In regards to composition, rule of thirds is as important with landscape as any other form of photography. Always use a tripod, whenever you possibly can. They suck to haul around, but they really make a huge difference. Also, give some love to your foreground. With landscapes, I find that the shots I prefer have not only beautiful skies, vistas, or backgrounds, but also something interesting going on right in front of the camera. If you are having trouble getting the foreground in the shot, stitch a panorama from vertical exposures. Natural framing and leading lines can spice things up, and shooting at the right time of day is very important because it's going to affect the color and dynamic of your shots. As I said above, always have your camera with you!
EM: What are the greatest challenges in making great outdoor photography?
Grant: I shoot with prime lenses; I don't own a zoom lens, so I create my own challenge in that regard, but I like the simplicity. Digital cameras seem very sensitive to overexposure. I have had a few good compositions ruined by blown highlights that I didn't see on my LCD screen, usually the light through trees or something like that. I have made a habit of taking multiple exposures of everything. This is good practice, but I find I almost always use an underexposed image and fix anything too dark in post. I still have times where I don't underexpose enough, even trying to; this is mostly due to shooting in harsh light. I've had a hard time getting out at the right time of day; ND filters have been a must!
EM: What are you looking forward to over the next year?
Grant: Oh, man. I am very excited about fall. I hope the weather cooperates and we get some good colors this year. Fall is my favorite time of year, and this will be my first fall with a good camera, so I'm stoked about it!
EM: Would you like to briefly talk about the gear you use?
Grant: I use a Pentax KS2, DSLR. My main hike-around lens is a Pentax-K SMC 28mm f/3.5. It is 41 years old, so it will always be just barely older than me. I've also shot with an vintage Asahi Super-Takumar 28mm f/3.5 (1960s build), and I have a modern Pentax DA 35mm f/2.4 for auto-focus, if I ever need it. For "macro" work, flowers mainly, I either use the Pentax-K 28mm, (which creates some wild bokeh, but usually it's all I have with me) or preferably an Asahi Super-Takumar 55mm f/1.8. I have a set of Gobe ND filters and a Goya Polarizing filter. I think my tripod is a 62" Vanguard.

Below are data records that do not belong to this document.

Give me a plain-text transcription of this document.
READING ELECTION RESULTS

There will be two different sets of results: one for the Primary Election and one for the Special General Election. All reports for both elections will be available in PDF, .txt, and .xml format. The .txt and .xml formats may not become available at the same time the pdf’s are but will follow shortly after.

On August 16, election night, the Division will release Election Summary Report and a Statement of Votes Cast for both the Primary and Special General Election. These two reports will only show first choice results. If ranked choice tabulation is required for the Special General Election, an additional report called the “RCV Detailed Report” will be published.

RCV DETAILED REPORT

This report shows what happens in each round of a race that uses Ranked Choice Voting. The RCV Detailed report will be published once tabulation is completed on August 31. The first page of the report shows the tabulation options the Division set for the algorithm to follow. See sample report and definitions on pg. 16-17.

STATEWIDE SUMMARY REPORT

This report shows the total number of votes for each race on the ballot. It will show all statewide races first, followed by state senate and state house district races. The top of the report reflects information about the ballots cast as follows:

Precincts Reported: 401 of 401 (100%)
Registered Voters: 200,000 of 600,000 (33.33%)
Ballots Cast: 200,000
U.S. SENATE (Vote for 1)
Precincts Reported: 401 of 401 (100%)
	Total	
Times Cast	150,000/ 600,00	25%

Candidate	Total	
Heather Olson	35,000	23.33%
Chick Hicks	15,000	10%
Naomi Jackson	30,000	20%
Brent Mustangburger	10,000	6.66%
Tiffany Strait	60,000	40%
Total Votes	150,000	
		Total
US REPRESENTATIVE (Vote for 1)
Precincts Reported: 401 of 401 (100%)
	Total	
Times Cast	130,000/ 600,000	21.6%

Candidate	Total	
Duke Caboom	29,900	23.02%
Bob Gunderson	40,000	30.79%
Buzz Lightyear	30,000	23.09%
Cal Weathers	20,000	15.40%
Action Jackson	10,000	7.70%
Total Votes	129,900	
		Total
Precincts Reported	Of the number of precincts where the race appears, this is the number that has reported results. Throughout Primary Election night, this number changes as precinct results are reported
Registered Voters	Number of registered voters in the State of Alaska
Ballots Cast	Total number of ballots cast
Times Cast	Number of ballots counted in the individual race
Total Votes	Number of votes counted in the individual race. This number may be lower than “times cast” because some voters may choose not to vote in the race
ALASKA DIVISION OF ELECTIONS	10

EM: Thanks so much to chatting with us. In closing any tips for someone looking to get a start in outdoor photography?
Grant: Keep your gear organized and protected. Buy a weather-sealed cam and lenses. Don't walk a mile or three into the woods without your SD card or extra batteries. Buy a sturdy tripod, use a lens hood, and get some ND filters. Most importantly, be safe!! Landscape subject matter will be around longer than we will. No need to rush things or take chances.